Fireblocks, a Switzerland-based digital asset infrastructure provider, has launched a new service called Earn, enabling its institutional clients to deploy idle stablecoin balances into on-chain lending strategies. The service is now available in Early Access to Fireblocks customers and integrates directly with leading decentralized lending protocols Aave and Morpho.

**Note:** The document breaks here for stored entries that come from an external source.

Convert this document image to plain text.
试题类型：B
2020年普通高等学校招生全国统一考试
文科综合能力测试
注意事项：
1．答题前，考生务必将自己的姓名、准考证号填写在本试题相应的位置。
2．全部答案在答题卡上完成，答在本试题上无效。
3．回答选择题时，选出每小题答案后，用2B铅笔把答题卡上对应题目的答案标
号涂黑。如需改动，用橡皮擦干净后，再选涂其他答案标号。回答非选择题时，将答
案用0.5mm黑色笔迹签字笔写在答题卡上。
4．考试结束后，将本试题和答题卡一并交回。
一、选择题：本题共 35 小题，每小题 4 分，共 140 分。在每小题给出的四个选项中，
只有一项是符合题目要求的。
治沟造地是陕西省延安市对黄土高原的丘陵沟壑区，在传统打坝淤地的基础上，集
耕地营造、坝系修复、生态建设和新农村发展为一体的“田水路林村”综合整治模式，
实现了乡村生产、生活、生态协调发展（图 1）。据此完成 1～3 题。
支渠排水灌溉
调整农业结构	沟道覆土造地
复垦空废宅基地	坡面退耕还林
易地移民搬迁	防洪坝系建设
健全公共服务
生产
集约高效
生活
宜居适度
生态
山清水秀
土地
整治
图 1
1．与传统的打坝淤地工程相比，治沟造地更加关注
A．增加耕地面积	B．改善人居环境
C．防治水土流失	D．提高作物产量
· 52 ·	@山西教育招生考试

The product is designed to address a specific inefficiency: large stablecoin balances that remain unused between settlement windows and capital deployment cycles. Institutions using Fireblocks can now allocate capital to a Sentora-curated vault on Morpho or directly to Aave's stablecoin lending markets, all without moving assets out of Fireblocks' custody and control environment. "For the first time, institutions can put those balances to work through onchain lending strategies curated by established institutional names, inside the same platform, under the same controls they already run," said Michael Shaulov, CEO and Co-Founder of Fireblocks.
The scale of the opportunity is significant. Fireblocks reported processing $6 trillion in stablecoin transfer volume in 2025 across more than 2,400 institutional clients, a 300% increase year-over-year. The company currently enables over $10 trillion in digital asset transactions across 150+ blockchains, supporting major firms like BNY, Galaxy, and Revolut.
Returns through Earn are variable and determined by supply and demand dynamics within the underlying protocols; Fireblocks did not disclose a target yield. Aave remains the largest decentralized lending protocol with $25.9 billion in total value locked, followed by Morpho with $7.67 billion, according to DeFiLlama.
This launch is part of Fireblocks' broader expansion beyond custody into capital deployment and financial services, reflecting a wider institutional push into DeFi. Competing offerings include Aave Horizon, Coinbase Prime, Anchorage Digital, Nexo Institutional, and Spark Institutional Lending, all targeting capital efficiency and yield generation for institutions.